Video games have caused some concern, especially for parents of children who spend a lot of time playing them. An NPD study from 2011 revealed that 91% of children in America aged 2-17 play video games regularly which are up a large percentage from their previous study in 2009. As games design and technology evolve, they are starting to appear more authentic and lifelike. Now with recent add-ons such as microphones, it is possible to interact with others online whilst playing. There is the belief that interacting with others this way is healthy, however, Patricia Greenfield, a professor of psychology at UCLA disagrees.
A study by UCLA found that children who went to a camp and eliminated any digital media for 5 days did significantly better at reading human emotions than others who continued to use their electronic devices. “Decreased sensitivity to emotional cues — losing the ability to understand the emotions of other people — is one of the costs. The displacement of in-person social interaction by screen interaction seems to be reducing social skills.” This study sheds light on the negative impacts on social development when children lack social interaction and replace face to face experiences with digital media.

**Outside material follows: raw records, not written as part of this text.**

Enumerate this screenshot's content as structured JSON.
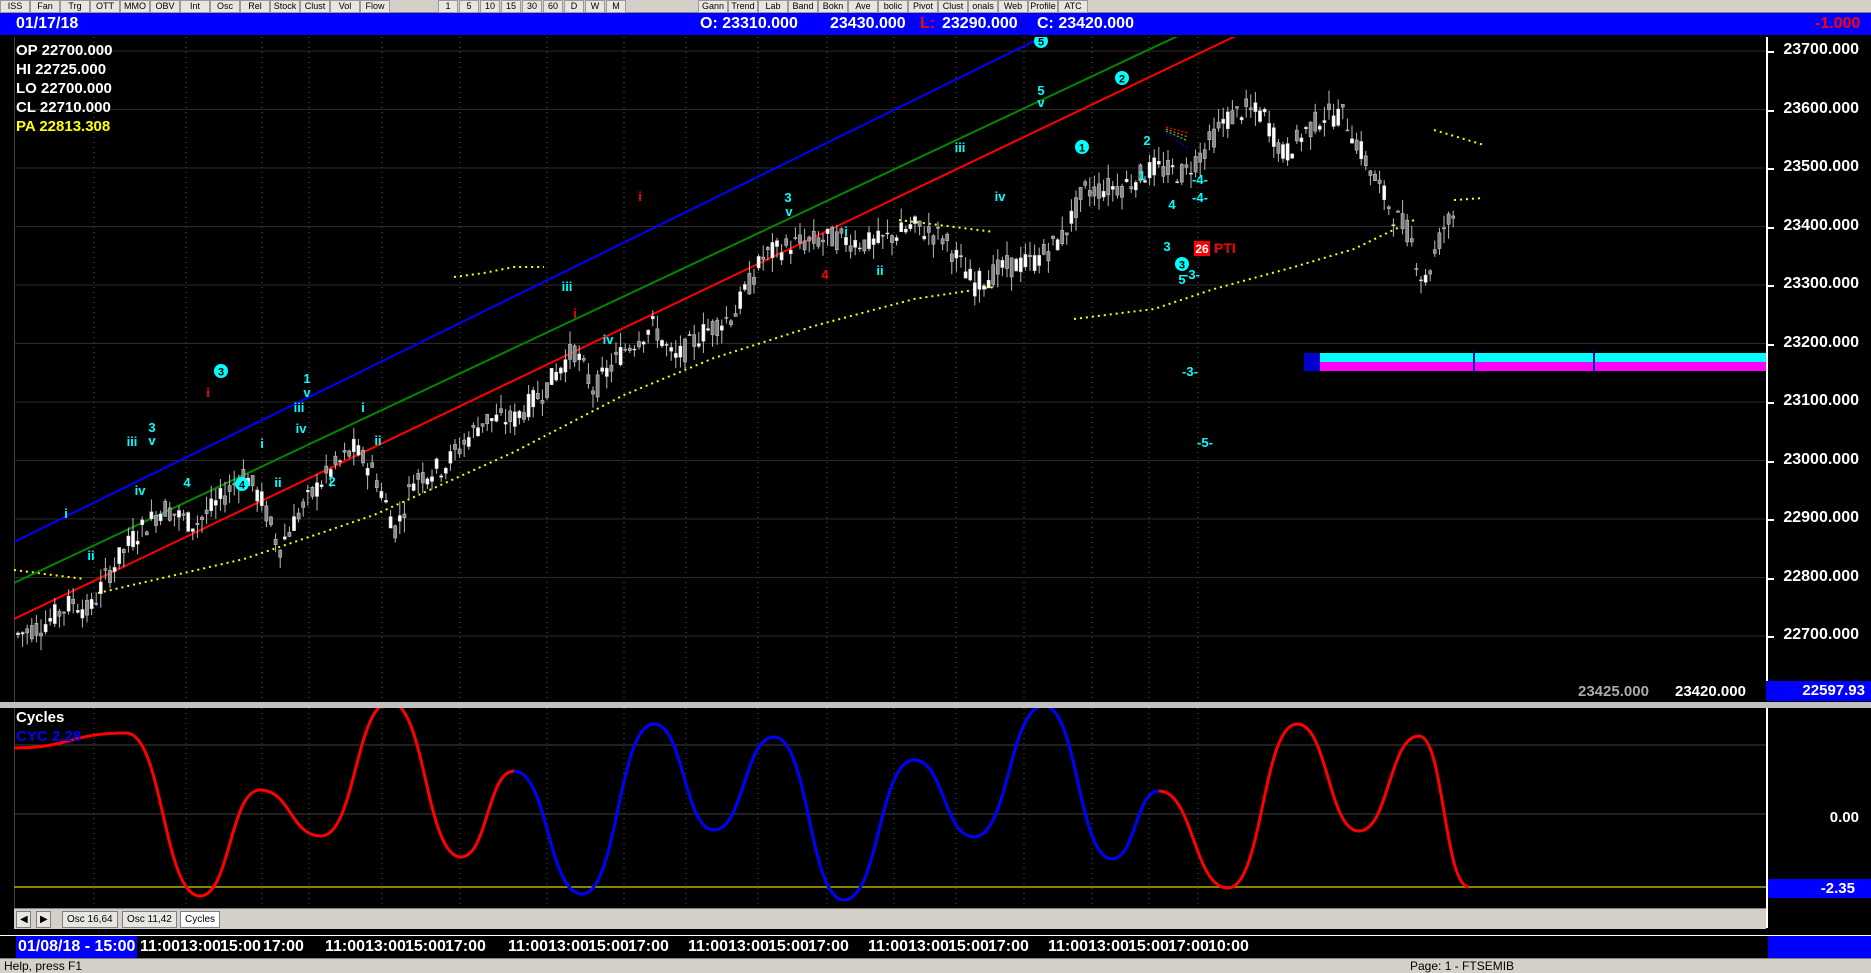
{
  "toolbar": {
    "left_buttons": [
      "ISS",
      "Fan",
      "Trg",
      "OTT",
      "MMO",
      "OBV",
      "Int",
      "Osc",
      "Rel",
      "Stock",
      "Clust",
      "Vol",
      "Flow"
    ],
    "period_buttons": [
      "1",
      "5",
      "10",
      "15",
      "30",
      "60",
      "D",
      "W",
      "M"
    ],
    "right_buttons": [
      "Gann",
      "Trend",
      "Lab",
      "Band",
      "Bokn",
      "Ave",
      "bolic",
      "Pivot",
      "Clust",
      "onals",
      "Web",
      "Profile",
      "ATC"
    ]
  },
  "infobar": {
    "date": "01/17/18",
    "open": "O: 23310.000",
    "high": "23430.000",
    "low_label": "L:",
    "low": "23290.000",
    "close": "C: 23420.000",
    "change": "-1.000"
  },
  "ohlc_panel": {
    "op": "OP  22700.000",
    "hi": "HI   22725.000",
    "lo": "LO  22700.000",
    "cl": "CL  22710.000",
    "pa": "PA  22813.308"
  },
  "price_axis": {
    "ticks": [
      "23700.000",
      "23600.000",
      "23500.000",
      "23400.000",
      "23300.000",
      "23200.000",
      "23100.000",
      "23000.000",
      "22900.000",
      "22800.000",
      "22700.000"
    ],
    "current_box": "22597.93"
  },
  "footer_prices": {
    "left": "23425.000",
    "right": "23420.000"
  },
  "wave_labels": {
    "red_i": "i",
    "red_4": "4",
    "pti_count": "26",
    "pti": "PTI",
    "green_labels": [
      "i",
      "ii",
      "iii",
      "iv",
      "v",
      "3",
      "4",
      "2",
      "1",
      "3",
      "v",
      "i",
      "ii",
      "iii",
      "iv",
      "v",
      "5",
      "3",
      "2",
      "1",
      "4",
      "5",
      "3",
      "-4-",
      "-4-",
      "-3-",
      "-3-",
      "-5-"
    ],
    "circled": [
      "3",
      "4",
      "5",
      "2",
      "1",
      "3"
    ]
  },
  "oscillator": {
    "title": "Cycles",
    "value_label": "CYC 2.28",
    "zero_tick": "0.00",
    "current_box": "-2.35",
    "colors": {
      "up": "#0000ff",
      "down": "#ff0000"
    }
  },
  "tabs": [
    "Osc 16,64",
    "Osc 11,42",
    "Cycles"
  ],
  "timeaxis": {
    "first": "01/08/18 - 15:00",
    "labels": [
      "11:00",
      "13:00",
      "15:00",
      "17:00",
      "11:00",
      "13:00",
      "15:00",
      "17:00",
      "11:00",
      "13:00",
      "15:00",
      "17:00",
      "11:00",
      "13:00",
      "15:00",
      "17:00",
      "11:00",
      "13:00",
      "15:00",
      "17:00",
      "11:00",
      "13:00",
      "15:00",
      "17:00",
      "10:00"
    ]
  },
  "status": {
    "help": "Help, press F1",
    "page": "Page: 1 - FTSEMIB"
  },
  "colors": {
    "channel_blue": "#0000ff",
    "channel_green": "#008800",
    "channel_red": "#ff0000",
    "dotted": "#ffff00",
    "wave_labels": "#00ffff",
    "candle": "#ffffff",
    "zone_cyan": "#00ffff",
    "zone_magenta": "#ff00ff"
  }
}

Not only is there evidence to support that children can suffer mentally and socially from an addiction to video games, but they can also suffer physically too. One study by Dr Katherine Morrison monitored the effects of video game addictions in young adults and found that it had a massive impact on their sleeping habits, which can result in other issues such as; elevated blood pressure, high insulin resistance and high triglycerides.
Morrison also concludes that video games contributed to obesity in child addicts, due to lack of exercise and critical behaviours. Obesity can follow into adulthood and cause long-term health problems and diseases such as coronary diseases and type-2 diabetes.
Although there is a lot of concern about video games and their negative impact on children and young adults, there are also some positive elements of video games which should be considered. There is evidence by researcher Adam Eichenbaum which could suggest that video games have lasting effects on basic mental processes.
Video games which have the players move at a fast pace, keep track of multiple items and force them into making quick decisions allow users to exercise their perception and memory. It also contributed positively to decision making. Using these basic mental processes within a game is considered by psychologists to be a basic building block for intelligence.